Residents have the opportunity to teach Mayo Medical School students; visiting students from other medical schools; surgery and internal medicine residents and other anesthesia residents through operating room instruction and formal didactic lectures.
Practice examinations and reviews
The American Board of Anesthesiology (ABA) In-Training Examination is a half -day exam administered each year in March. It is used to compare individual knowledge with that of other trainees nationwide. The written examination for certification by the ABA is a subset of this examination and is completed at the end of anesthesiology residency training.

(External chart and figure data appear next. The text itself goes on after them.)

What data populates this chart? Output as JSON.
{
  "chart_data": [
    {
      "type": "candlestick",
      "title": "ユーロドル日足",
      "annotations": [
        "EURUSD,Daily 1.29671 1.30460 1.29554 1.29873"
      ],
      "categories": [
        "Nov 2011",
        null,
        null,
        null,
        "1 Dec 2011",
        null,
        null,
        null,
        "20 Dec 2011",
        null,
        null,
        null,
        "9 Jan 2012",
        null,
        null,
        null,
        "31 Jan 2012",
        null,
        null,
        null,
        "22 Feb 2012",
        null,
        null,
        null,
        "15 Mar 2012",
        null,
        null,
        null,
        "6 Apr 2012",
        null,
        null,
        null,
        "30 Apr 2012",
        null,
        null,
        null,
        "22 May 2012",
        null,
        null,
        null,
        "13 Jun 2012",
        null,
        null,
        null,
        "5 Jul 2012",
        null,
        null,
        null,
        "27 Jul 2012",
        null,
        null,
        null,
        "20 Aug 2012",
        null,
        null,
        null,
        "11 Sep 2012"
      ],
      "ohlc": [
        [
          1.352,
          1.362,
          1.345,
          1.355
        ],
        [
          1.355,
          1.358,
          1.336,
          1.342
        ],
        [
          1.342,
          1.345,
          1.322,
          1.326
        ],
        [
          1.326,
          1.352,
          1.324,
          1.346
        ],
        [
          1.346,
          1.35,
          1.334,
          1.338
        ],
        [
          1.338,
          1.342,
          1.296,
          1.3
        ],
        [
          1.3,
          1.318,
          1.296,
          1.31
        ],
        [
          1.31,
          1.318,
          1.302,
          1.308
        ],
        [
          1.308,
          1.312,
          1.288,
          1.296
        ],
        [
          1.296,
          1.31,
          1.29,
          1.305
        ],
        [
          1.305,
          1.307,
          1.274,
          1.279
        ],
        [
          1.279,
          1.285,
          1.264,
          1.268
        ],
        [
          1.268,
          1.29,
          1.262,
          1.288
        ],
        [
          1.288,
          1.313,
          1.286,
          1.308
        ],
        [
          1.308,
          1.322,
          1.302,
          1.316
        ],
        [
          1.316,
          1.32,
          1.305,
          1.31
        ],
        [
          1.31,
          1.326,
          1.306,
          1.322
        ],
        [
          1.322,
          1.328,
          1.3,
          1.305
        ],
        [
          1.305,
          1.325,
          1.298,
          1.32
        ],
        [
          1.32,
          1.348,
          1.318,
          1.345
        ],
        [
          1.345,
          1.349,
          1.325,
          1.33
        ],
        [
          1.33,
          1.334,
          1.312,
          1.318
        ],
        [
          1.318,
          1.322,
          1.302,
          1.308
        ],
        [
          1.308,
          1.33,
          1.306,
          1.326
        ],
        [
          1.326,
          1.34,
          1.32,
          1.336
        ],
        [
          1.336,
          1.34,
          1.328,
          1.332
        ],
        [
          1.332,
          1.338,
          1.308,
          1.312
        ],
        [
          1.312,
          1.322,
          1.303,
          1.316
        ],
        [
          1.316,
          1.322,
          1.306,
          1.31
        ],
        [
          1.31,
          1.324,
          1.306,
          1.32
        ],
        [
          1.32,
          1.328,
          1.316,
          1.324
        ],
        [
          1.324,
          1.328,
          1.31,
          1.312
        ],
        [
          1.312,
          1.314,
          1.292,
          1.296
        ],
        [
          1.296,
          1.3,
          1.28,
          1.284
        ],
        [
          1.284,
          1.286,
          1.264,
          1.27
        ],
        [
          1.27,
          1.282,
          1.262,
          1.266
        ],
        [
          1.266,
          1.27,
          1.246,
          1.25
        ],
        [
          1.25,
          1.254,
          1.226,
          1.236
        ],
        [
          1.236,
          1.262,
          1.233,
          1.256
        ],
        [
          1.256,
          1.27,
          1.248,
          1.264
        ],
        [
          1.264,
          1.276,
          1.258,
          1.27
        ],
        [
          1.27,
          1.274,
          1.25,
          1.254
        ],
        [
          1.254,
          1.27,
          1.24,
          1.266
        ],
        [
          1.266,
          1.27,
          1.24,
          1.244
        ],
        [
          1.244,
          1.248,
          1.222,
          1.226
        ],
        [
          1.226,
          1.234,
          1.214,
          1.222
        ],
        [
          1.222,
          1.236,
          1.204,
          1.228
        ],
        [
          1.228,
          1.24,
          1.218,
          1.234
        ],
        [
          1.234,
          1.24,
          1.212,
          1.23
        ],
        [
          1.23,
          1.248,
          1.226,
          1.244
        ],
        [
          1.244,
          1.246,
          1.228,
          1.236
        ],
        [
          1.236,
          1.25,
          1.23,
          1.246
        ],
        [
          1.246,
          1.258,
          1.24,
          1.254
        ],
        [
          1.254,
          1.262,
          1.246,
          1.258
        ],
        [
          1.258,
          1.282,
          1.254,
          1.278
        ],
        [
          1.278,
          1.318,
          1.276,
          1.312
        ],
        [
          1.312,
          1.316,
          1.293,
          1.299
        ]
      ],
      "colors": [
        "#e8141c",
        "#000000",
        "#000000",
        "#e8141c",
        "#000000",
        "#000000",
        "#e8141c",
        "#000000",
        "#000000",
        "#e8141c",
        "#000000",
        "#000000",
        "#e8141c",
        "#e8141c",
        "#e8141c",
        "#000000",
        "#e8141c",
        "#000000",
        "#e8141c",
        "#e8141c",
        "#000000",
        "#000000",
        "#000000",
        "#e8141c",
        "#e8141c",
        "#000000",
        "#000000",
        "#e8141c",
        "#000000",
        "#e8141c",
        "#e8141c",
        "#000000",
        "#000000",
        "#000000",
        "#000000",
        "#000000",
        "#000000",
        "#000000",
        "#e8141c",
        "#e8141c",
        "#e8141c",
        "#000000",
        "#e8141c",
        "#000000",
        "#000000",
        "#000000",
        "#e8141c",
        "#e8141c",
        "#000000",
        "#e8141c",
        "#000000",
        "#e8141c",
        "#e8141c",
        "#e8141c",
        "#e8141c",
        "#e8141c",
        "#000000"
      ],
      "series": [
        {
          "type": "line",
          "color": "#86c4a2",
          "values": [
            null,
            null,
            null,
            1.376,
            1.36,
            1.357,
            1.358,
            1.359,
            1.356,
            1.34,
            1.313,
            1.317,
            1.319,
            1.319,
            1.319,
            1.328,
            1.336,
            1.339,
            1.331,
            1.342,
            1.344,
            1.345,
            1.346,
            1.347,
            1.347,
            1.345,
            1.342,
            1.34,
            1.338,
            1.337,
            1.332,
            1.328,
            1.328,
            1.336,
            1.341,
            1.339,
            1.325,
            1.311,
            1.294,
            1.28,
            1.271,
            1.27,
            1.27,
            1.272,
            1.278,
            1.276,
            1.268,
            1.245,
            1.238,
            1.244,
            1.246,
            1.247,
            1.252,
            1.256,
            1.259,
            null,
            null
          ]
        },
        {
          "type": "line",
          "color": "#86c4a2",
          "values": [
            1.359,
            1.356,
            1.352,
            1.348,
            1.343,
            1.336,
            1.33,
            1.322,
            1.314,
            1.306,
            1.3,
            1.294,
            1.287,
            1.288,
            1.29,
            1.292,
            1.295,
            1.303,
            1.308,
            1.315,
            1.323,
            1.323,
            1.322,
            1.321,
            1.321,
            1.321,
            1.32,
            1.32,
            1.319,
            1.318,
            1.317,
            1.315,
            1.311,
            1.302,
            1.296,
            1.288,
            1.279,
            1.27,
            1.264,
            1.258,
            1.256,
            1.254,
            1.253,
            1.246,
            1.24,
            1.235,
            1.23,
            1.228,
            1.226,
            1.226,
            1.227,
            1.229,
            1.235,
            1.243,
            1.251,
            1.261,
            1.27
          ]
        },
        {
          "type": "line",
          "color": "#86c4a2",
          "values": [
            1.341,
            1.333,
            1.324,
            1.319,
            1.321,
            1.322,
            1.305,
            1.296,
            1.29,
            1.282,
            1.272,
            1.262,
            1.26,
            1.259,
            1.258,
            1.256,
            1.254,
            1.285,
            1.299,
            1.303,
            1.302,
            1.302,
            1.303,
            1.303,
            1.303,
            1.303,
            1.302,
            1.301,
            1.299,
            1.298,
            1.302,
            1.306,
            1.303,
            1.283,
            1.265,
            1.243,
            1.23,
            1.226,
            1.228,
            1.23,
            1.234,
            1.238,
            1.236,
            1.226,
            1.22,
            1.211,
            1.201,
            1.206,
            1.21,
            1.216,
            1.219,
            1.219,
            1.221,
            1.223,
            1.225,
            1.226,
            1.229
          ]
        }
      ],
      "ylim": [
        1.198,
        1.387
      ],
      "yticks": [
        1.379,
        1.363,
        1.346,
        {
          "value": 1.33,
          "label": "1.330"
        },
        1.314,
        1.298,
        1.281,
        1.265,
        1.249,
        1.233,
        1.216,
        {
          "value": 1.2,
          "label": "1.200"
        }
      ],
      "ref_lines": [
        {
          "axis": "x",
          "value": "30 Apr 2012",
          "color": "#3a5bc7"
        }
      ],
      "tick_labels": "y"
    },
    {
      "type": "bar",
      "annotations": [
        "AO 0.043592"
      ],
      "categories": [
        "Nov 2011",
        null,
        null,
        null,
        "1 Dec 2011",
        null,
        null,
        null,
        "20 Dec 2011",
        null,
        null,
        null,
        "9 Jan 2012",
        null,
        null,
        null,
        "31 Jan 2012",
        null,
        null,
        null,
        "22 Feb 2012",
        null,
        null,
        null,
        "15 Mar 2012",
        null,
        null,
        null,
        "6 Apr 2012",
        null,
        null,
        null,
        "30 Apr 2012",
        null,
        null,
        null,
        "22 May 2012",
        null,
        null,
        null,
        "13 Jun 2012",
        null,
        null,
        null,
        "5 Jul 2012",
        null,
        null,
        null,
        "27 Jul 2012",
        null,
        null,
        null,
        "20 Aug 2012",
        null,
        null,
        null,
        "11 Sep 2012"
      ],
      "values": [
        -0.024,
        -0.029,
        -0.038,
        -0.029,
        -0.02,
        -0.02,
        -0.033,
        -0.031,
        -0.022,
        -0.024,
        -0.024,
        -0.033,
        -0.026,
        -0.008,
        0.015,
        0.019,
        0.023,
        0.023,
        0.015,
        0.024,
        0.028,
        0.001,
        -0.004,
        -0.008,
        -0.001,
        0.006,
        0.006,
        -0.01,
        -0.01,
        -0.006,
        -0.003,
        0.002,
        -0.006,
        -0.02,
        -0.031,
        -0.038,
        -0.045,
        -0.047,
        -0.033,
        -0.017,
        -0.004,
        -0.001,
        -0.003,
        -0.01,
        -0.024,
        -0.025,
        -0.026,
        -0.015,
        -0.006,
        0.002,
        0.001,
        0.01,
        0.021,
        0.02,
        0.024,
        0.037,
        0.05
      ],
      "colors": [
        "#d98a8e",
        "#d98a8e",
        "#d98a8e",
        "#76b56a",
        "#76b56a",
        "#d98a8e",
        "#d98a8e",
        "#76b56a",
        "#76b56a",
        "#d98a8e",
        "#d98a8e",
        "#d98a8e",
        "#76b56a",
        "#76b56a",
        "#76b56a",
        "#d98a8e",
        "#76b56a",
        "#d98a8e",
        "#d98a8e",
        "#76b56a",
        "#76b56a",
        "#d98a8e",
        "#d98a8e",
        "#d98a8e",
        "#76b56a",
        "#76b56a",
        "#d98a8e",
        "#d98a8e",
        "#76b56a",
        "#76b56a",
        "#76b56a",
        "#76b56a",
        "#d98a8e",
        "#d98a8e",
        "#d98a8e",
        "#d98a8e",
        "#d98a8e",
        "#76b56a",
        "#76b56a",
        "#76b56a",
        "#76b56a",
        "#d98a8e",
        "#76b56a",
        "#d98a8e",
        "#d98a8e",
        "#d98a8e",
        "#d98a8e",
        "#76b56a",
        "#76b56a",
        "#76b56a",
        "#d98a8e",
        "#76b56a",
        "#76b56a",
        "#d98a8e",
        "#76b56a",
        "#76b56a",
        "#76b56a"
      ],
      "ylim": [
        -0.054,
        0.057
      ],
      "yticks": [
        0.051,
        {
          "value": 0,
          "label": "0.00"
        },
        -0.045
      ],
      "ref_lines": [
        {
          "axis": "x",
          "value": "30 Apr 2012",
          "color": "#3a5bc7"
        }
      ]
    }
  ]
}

The ABA requires an oral examination after completion of the written examination. To prepare, practice oral examinations are conducted several times during clinical training and former residents are encouraged to return to Mayo for practice oral exams shortly before taking the examination for credit.
Mayo Clinic follows the recommendations of the Accreditation Council for Graduate Medical Education (ACGME) regarding call frequency. Call schedules vary greatly by individual rotation, but call is never more frequent than every third night and on some rotations may be as little as 2-3 days per month. You will have at least one weekend day off per week, free of program duties.
Residents have an opportunity to gain experience in a number of administrative capacities during their training. These include the department's education committee and quality assurance committee. Residents also may participate in committee assignments in the American Society of Anesthesiology (ASA), the Anesthesia Patient Safety Foundation, the House of Delegates of the ASA and the state societies of anesthesiology in Arizona.
To ensure you acquire adequate knowledge and development of appropriate technical skills, your performance is monitored carefully during the course of the Anesthesiology Residency program.
Formal written evaluation by supervising faculty members occurs monthly, and each trainee is assigned a faculty adviser for the purpose of providing feedback. Residents receive a written clinical competence evaluation twice each year. These evaluations are forwarded to the American Board of Anesthesiology (ABA), which grants credit for training.
Each year you will be able to provide a confidential evaluation of all aspects of the training program to be used as part of the Annual Program Evaluation.
You will meet periodically with your faculty adviser and the training program director to discuss individual goals. Mayo Clinic recruits many of its staff physicians from its own training programs. Thus, after you complete the Anesthesiology Residency program, career opportunities may be available at one of Mayo Clinic's practice sites.
Rotations to other Mayo sites
Throughout the course of the Anesthesiology Residency program at Mayo Clinic in Arizona, assignments may be arranged at Mayo Clinic in Minnesota or Mayo Clinic in Florida. Mayo Clinic funds the authorized additional costs of travel, housing, auto rental and licensure fees.